Apparel export industry has thanked the Government for excluding export turnover from MSME definition. In a cabinet meeting, Government finalised decisions related to MSME sector.
Time and again, various trade bodies have requested the Government to remove the turnover criterion for defining MSMEs in the exports sector.
AEPC Chairman Dr. A. Sakthivel said, this decision will propel India’s exports and strengthen the MSME sector, which is key to India becoming self-reliant.

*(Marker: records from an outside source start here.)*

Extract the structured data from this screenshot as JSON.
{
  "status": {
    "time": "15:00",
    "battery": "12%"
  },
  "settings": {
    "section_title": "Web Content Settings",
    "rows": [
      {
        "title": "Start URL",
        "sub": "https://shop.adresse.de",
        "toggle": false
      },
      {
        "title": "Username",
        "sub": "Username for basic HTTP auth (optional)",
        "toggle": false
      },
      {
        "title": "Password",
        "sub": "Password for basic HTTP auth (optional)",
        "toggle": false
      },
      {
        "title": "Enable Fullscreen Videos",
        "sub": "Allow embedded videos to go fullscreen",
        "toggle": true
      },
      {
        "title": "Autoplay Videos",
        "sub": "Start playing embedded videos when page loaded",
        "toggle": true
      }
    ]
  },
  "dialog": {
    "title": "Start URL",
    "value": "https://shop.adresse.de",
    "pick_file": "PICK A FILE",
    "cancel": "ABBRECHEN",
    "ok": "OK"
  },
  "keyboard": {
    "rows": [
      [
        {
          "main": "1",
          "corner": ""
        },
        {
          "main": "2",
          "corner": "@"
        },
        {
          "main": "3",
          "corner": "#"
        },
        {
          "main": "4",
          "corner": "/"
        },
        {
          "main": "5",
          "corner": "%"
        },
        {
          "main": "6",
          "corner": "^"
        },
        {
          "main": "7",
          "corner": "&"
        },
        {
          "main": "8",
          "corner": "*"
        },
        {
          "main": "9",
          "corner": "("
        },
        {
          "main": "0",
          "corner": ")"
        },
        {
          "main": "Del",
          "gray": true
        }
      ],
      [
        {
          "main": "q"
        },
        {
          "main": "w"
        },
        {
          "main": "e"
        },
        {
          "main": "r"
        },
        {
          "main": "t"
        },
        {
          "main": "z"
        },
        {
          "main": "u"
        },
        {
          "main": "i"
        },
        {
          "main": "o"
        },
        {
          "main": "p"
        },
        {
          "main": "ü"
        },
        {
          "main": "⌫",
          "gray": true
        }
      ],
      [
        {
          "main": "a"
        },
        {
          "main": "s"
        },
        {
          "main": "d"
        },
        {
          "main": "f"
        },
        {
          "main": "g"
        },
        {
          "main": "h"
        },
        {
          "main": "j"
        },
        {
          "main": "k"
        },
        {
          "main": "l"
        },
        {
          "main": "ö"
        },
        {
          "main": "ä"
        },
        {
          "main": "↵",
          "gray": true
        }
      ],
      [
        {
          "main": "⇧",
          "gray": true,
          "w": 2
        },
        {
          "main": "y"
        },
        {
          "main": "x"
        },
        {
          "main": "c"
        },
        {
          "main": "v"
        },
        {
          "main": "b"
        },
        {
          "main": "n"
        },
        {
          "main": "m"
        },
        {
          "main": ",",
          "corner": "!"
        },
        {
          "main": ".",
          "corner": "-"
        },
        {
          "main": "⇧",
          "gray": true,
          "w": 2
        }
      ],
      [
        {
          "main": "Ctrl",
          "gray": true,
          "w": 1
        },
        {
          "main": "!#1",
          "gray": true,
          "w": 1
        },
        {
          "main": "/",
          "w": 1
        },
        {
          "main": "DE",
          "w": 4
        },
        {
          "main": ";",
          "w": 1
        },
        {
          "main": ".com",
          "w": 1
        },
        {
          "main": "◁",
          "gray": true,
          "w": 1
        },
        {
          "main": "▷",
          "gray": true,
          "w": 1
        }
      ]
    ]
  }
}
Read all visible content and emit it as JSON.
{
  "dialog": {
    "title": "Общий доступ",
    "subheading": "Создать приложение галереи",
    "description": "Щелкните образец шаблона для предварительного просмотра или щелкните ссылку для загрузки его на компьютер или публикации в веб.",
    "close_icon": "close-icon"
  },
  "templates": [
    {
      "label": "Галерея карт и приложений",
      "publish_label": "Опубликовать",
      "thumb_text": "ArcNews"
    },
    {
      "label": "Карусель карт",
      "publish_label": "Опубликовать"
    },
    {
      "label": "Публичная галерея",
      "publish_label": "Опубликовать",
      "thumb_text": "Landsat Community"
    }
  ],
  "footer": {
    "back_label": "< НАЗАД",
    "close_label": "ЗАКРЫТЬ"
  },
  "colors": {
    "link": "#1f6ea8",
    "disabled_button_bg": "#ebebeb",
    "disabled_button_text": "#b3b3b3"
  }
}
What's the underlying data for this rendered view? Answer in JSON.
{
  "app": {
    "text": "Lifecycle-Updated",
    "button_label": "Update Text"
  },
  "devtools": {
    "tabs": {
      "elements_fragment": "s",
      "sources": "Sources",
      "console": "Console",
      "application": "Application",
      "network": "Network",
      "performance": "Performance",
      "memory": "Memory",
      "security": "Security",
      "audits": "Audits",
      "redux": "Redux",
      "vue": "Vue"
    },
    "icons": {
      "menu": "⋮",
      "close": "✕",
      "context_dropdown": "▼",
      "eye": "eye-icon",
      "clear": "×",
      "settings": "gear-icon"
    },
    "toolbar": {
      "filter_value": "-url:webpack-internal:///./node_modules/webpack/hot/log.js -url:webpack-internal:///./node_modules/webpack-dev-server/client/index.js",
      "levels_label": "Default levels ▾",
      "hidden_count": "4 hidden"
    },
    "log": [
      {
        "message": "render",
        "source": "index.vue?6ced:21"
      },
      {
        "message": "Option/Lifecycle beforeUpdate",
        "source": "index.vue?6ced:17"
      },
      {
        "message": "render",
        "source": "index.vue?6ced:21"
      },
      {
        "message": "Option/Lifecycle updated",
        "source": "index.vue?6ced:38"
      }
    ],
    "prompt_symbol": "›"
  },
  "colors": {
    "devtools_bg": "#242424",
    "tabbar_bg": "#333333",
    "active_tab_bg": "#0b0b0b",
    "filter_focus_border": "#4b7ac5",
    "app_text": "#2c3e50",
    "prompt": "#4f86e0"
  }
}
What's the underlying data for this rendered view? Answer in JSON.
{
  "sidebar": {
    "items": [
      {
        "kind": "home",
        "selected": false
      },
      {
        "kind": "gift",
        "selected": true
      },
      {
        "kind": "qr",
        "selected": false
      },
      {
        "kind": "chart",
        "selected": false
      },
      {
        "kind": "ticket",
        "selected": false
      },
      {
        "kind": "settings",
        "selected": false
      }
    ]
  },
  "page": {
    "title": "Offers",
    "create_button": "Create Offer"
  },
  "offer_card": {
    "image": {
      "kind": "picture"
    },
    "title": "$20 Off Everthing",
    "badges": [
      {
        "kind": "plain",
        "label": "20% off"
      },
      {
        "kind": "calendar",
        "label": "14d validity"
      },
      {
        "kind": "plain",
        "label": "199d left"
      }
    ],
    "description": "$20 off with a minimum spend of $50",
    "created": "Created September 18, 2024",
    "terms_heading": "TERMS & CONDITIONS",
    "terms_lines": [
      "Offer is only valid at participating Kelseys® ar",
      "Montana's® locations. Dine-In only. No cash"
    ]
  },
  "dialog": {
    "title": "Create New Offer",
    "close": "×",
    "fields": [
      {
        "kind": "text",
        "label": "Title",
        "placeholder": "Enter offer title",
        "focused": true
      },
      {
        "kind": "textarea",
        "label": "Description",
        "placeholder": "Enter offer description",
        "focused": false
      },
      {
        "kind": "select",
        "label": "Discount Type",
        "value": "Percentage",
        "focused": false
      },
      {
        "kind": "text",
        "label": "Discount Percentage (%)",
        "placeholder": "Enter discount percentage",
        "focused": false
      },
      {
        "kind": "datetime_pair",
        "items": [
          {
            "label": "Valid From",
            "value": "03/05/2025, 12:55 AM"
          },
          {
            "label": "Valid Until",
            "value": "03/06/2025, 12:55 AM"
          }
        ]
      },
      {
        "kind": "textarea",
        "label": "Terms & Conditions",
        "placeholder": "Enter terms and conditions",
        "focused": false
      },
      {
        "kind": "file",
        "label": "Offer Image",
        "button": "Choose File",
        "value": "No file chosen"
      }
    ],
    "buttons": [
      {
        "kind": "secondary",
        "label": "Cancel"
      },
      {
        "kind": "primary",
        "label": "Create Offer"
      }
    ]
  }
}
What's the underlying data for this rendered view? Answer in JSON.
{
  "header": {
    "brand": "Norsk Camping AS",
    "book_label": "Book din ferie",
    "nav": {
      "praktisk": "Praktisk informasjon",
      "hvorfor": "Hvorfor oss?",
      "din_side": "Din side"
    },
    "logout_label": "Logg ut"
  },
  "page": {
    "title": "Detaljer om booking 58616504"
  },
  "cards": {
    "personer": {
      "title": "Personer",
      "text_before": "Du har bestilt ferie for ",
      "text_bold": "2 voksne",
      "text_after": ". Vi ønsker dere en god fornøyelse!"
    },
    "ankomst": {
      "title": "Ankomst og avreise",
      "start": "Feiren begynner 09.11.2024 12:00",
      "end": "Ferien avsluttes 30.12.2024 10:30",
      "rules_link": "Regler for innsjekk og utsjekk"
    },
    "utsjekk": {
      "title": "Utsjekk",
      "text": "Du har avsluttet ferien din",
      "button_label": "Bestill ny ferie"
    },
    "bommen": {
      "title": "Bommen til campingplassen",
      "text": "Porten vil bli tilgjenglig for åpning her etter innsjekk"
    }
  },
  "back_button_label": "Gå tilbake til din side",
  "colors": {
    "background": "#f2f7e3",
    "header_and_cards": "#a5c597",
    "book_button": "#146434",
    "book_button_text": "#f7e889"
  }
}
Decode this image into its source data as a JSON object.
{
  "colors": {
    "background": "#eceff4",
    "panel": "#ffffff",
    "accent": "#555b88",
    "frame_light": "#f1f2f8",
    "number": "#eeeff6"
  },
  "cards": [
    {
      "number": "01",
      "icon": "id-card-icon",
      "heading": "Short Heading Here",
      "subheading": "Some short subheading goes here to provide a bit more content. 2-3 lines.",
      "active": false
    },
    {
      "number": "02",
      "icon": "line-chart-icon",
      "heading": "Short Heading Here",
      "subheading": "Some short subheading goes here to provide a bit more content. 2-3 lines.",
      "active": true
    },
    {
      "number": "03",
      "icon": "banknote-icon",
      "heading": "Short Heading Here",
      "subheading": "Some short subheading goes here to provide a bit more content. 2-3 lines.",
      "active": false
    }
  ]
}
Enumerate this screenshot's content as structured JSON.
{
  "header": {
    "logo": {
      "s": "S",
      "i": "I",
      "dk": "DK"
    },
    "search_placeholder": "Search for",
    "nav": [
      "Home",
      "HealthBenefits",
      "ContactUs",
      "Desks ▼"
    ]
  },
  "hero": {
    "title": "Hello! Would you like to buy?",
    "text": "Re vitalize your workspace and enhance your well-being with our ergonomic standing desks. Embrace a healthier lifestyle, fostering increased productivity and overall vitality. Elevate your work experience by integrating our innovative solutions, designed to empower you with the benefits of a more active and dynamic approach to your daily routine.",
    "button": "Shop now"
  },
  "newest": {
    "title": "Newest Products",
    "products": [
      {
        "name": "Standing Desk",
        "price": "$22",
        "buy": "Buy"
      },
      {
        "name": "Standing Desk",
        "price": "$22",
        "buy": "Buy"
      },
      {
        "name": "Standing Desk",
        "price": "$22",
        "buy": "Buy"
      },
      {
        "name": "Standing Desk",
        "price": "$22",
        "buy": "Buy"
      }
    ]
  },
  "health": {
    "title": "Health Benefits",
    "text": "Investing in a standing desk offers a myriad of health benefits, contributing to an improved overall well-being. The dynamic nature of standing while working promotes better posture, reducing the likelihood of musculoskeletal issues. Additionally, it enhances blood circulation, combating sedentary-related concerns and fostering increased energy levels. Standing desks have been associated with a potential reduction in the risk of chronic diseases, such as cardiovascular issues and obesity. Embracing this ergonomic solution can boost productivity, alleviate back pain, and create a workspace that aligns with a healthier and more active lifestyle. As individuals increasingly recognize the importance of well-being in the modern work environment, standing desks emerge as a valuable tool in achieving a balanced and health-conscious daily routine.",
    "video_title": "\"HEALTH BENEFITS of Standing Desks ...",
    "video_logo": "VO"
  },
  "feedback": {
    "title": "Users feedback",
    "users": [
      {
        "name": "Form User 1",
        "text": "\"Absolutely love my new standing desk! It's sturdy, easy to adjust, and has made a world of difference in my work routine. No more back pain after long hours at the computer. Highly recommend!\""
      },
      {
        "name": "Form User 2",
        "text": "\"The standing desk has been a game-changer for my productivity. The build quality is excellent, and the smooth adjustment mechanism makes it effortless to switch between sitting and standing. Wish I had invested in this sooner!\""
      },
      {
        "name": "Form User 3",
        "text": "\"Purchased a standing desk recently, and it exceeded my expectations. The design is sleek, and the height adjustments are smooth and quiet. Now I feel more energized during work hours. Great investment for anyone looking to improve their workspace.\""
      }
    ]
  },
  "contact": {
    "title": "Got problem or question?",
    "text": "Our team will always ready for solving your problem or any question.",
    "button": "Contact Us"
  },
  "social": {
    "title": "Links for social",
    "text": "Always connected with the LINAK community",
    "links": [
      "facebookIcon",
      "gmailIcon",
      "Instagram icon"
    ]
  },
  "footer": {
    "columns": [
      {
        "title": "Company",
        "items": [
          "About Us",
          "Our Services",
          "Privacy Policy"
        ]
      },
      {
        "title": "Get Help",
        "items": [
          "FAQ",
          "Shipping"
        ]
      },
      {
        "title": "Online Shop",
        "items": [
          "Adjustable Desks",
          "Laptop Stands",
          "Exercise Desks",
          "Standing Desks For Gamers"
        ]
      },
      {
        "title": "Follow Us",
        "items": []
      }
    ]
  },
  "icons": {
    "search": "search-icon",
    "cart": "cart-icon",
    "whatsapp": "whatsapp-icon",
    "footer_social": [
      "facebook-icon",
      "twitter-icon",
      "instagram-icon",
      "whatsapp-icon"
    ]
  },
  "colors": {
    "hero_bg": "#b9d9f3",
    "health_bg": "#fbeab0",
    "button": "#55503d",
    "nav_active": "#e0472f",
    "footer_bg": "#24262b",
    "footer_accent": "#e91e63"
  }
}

Further, the decisions to allow MSMEs get listed and the provision of distressed asset fund for MSMEs will give a major stimulus to the sector, job generation and revival of the economy.
The industry is also grateful for setting up the Rs. 20,000 crore subordinated debt for stressed MSMEs and equity infusion of Rs. 50,000 crore through a fund of funds.
Raja M. Shanmugam, President, Tirupur Exporters Association (TEA), welcomed the change in the definition of Micro and Small units; specifically the upward revision of medium enterprises to Rs. 50 crore of investment and Rs. 250 crore of turnover will be highly beneficial to the Tirupur knitwear garment exporting units.
The industry leaders believe that change in definition will not only help for ease of doing business but will also attract more investment in the garment industry sector and create more jobs.
“We are witnessing steady and bold reforms. These announcements of MSME definition is historic one and will help many companies in the textile sector. We need to accelerate the competitiveness of MSMEs with continuous reforms. Our sincere thanks to the Ministry of MSME and Textile Ministry for bringing the change in the definition of MSMEs and with this, more companies will be eligible for the credit guarantee. Scheme and incision of liquidity will be helpful in revival,” said Prabhu Damodaran, Convenor, Indian Texpreneurs Federation (ITF).
Rajkumar, Chairman, Confederation of Indian Textile Industry (CITI), said that this is the first time the Government has given so much importance to the MSME sector. The Government’s announcement of Rs. 10,000 crore funds for MSME to get listed in the stock market is a welcome measure.
Ashwin Chandran, Chairman, The Southern India Mills’ Association (SIMA), also welcomed the allocation of Rs. 4,000 crore towards distressed fund to bailout MSME units under NPA category and also allocating Rs. 10,000 crore fund on funds to enable the high performing MSME units to get listed in the stock market and gain advantage.
The industry has again appealed the Government to advise banks to provide the intended financial measures to MSMEs expeditiously.
SIMA Chairman has appealed to the Government to consider modifying the definition from “investment and turnover basis” to “investment or turnover basis” to further extend the benefits to the capital-intensive sectors of the textile industry viz., spinning, weaving, processing and technical textiles. This will encourage modernisation and increase scale of operation so that these segments can improve their global competitiveness.
The industry also welcomed the MSP increase of 4.75 per cent for medium staple cotton and 4.95 per cent for long staple cotton that would greatly benefit the cotton farmers and sustain the area under cotton cultivation. The minimum support price for seed cotton (kapas) for medium staple has been increased from Rs. 5,255/- to Rs. 5,515/- per quintal.
On the other hand, some of the exporters are also of the view that as some of the major announcements will be applicable for July 2020, it is very late. The interest rate of distressed MSMEs is also not announced while it is highly important.
CITI Chairman also felt that the Government would soon announce a special package for boosting exports for all the textiles and apparel products including cotton yarn and fabric to grab the emerging opportunities and also consuming the surplus cotton that might significantly affect the cotton farmers in the country.